World's First "Unclonable" RFID Chip

An anonymous reader writes to tell us that a new RFID chip from Verayo claims to be unclonable through the use of the new Physical Unclonable Functions (PUF), sort of an electronic DNA for silicon chips. "Basic passive RFID chips can be easily cloned by copying the data residing on one chip to another. Verayo's PUF-based RFID chips cannot be cloned, and provide a very strong and robust authentication mechanism. No other chip or device can be disguised as the original chip, even if the data is copied from one Verayo RFID chip to another."

Why is this automatically discredited?

[jeffmeden]

You conduct overheard conversations all the time and have no issue with considering them "secure": namely via SSL/TLS encryption. All that's necessary to create an RFID that can't be completely duplicated is for the chip to hold on to more information than it broadcasts, and then only reveal that information in a clever way (asymmetric encryption). A well coded challenge-response handshake can allow the reader and chip to conduct a conversation that is 'unique' and cannot be easily duplicated later on. Sure, there is the potential for it to be improperly coded, or downright misrepresented. However, don't count it as a failure before it's even seen the light of day.

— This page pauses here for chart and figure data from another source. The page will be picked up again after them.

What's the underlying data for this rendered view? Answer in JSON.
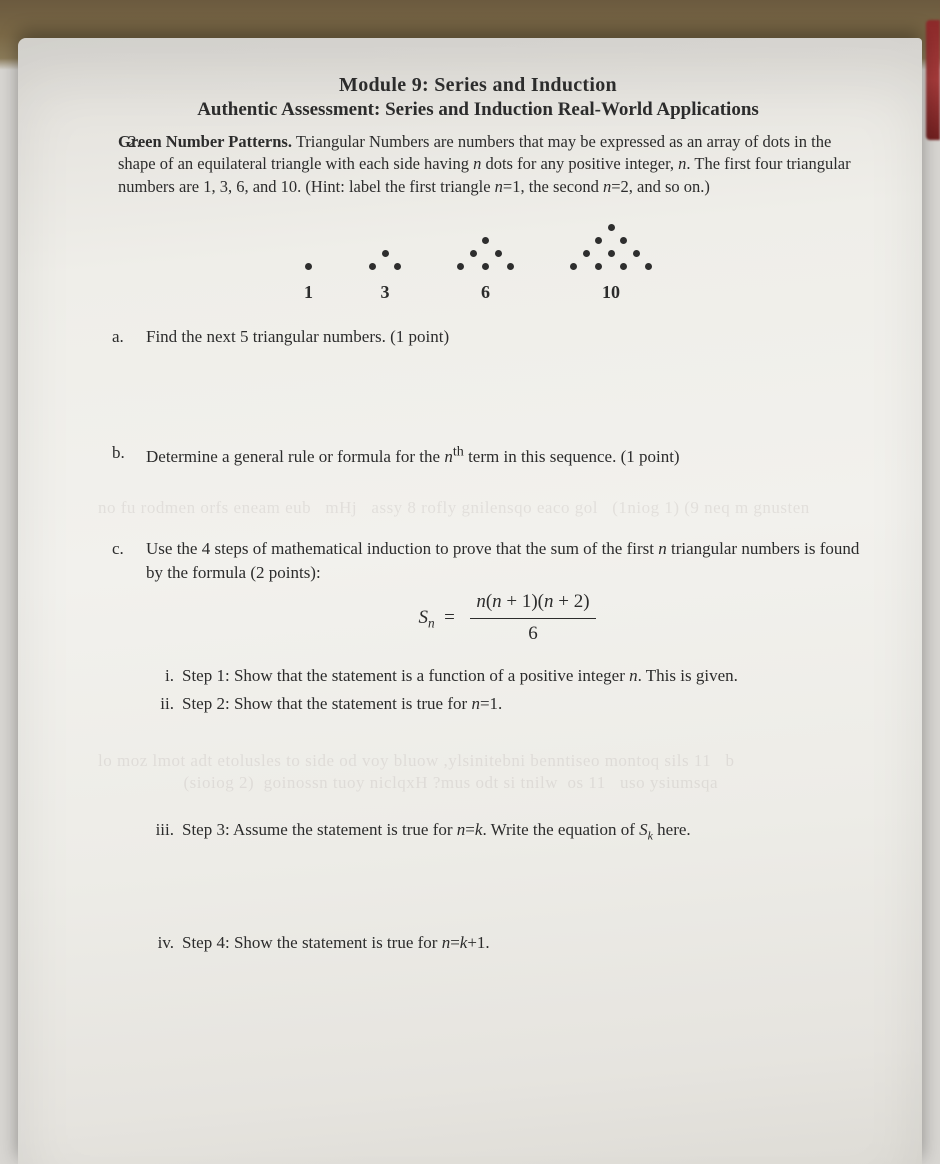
{
  "header": {
    "module": "Module 9: Series and Induction",
    "assessment": "Authentic Assessment: Series and Induction Real-World Applications"
  },
  "problem": {
    "number": "2.",
    "title": "Green Number Patterns.",
    "body": "Triangular Numbers are numbers that may be expressed as an array of dots in the shape of an equilateral triangle with each side having n dots for any positive integer, n. The first four triangular numbers are 1, 3, 6, and 10. (Hint: label the first triangle n=1, the second n=2, and so on.)"
  },
  "figure": {
    "triangles": [
      {
        "rows": 1,
        "label": "1"
      },
      {
        "rows": 2,
        "label": "3"
      },
      {
        "rows": 3,
        "label": "6"
      },
      {
        "rows": 4,
        "label": "10"
      }
    ],
    "dot_color": "#2e2e2e"
  },
  "parts": {
    "a": {
      "label": "a.",
      "text": "Find the next 5 triangular numbers. (1 point)"
    },
    "b": {
      "label": "b.",
      "text_html": "Determine a general rule or formula for the nᵗʰ term in this sequence. (1 point)"
    },
    "c": {
      "label": "c.",
      "intro": "Use the 4 steps of mathematical induction to prove that the sum of the first n triangular numbers is found by the formula (2 points):",
      "formula": {
        "lhs": "Sₙ =",
        "num": "n(n + 1)(n + 2)",
        "den": "6"
      },
      "steps": {
        "i": {
          "label": "i.",
          "text": "Step 1: Show that the statement is a function of a positive integer n. This is given."
        },
        "ii": {
          "label": "ii.",
          "text": "Step 2: Show that the statement is true for n=1."
        },
        "iii": {
          "label": "iii.",
          "text_html": "Step 3: Assume the statement is true for n=k. Write the equation of S_k here."
        },
        "iv": {
          "label": "iv.",
          "text": "Step 4: Show the statement is true for n=k+1."
        }
      }
    }
  },
  "bleed": {
    "b1": "no fu rodmen orfs eneam eub   mHj   assy 8 rofly gnilensqo eaco gol   (1niog 1) (9 neq m gnusten",
    "b2": "lo moz lmot adt etolusles to side od voy bluow ,ylsinitebni benntiseo montoq sils 11   b\n                  (sioiog 2)  goinossn tuoy niclqxH ?mus odt si tnilw  os 11   uso ysiumsqa"
  },
  "style": {
    "body_fontsize_pt": 12.5,
    "header_fontsize_pt": 15,
    "text_color": "#2c2c2c",
    "paper_bg": "#efeee9",
    "bleed_color": "rgba(90,70,70,0.10)"
  }
}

Re:Isn't that logically impossible?

[corsec67]

You could have a more powerful RFID tag that has some computation ability. This would allow you to generate a new code for every communication, preventing your replay attack.

If the list of request-responses was a true one time pad, then they might actually have some fairly good security from a radio attack, but the number of queries to the rfid tag would be finite.

If they use any kind of cipher, then it is very much open to attack.

duh!

[MobyDisk]

From the illustration, it looks like a simple challenge response mechanism. All I have to say is: duh!

So they finally added some form of authentication. This is what smart cards were supposed to be when I first heard about them 10 years ago. Simple RFID was never intended to be used for something secure: it was meant to replace bar codes or magnetic strips.

They used Unclonable and DNA in the same sentence

[cutecub]

The use of language is strange.

Unclonable: cannot be cloned
DNA: a molecule that clones itself.

Its not the best choice of marketing metaphor.

Its like saying that an event is possibly inevitable.

-Sean

Re:Isn't that logically impossible?

[Tetsujin]

Forgive me for my ignorance (and I haven't RTFA), but my understanding of RFID is the only way to tell what an RFID device is is by listening to it broadcast. Well, if you listen to a device broadcast enough, particularly if you listen in on a conversation between it and what it's supposed to talk to...doesn't it then become relatively simple to create your own RFID device that broadcasts all the same things as the original chip, and responds in all the same ways to input?

Seems to me it's just another instance of "DRM doesn't work," only in this case all the communication between supposedly secure nodes literally has to take place in the open air...

Dan Aris

Well, I don't know if I can answer your question in terms of the technical limitations of RFID - but in general, your argument ignores the possibility that RFID data is being encrypted.

For instance: suppose the subway fare system uses a set of encryption keys - some of these keys will be stored on the fare cards (the RFID devices) and some will be stored in the machines that interact with these cards...

Now suppose the interaction starts with one of these machines broadcasting, looking for a fare card... In some part of the initial handshaking the machine sends out a transaction number - encoded using an encryption key that fare cards can decode. In all further communication that transaction number is part of the encryption key used by the fare card.

You can listen in on this transaction, but you can't do anything with it unless you can decode the messages... You can't replicate the transaction because your response has to include the transaction ID given to you by the gate machine...

So in the context of an "uncloneable" chip - you could create another chip that pretends to have the same "Physical Uncloneable Functions" - but that depends on first knowing exactly what they are... If it's handled in a static way and not encoded, that's pretty easy. If it's handled in a way that one RF exchange only gets you one part of the data you'd need to replicate the thing - or if the data you'd need to replicate the chip is encrypted, then that makes the problem substantially harder...

Fundamentally, though, I believe you're correct - if it can be made once, it can be made again... The trick is to make it difficult to do that.

Re:Yeah?

[NotBornYesterday]

Okay, so according to TFA (yeah I know, not supposed to read it, yadda yadda yadda), it looks like the RFID device isn't authenticated by its ID, but by a series of challenge-and-response tokens it has that are also stored in some central database, which appear to increment as they are used.

There appears to be a finite number of challenge-response pairs in the authentication database. How limited is that number? Are they also stored on board the RFID tag? Are they generated from the serial# and/or ID#?

What is the length of the challenge, and of the response? Could a captured item (ie, passport) with such an RFID tag be brute-force interrogated (hit with a series of random-number "challenges" to see which might elicit stored "responses"), and counterfeited that way?

Could this scheme be vulnerable to MITM-style attack?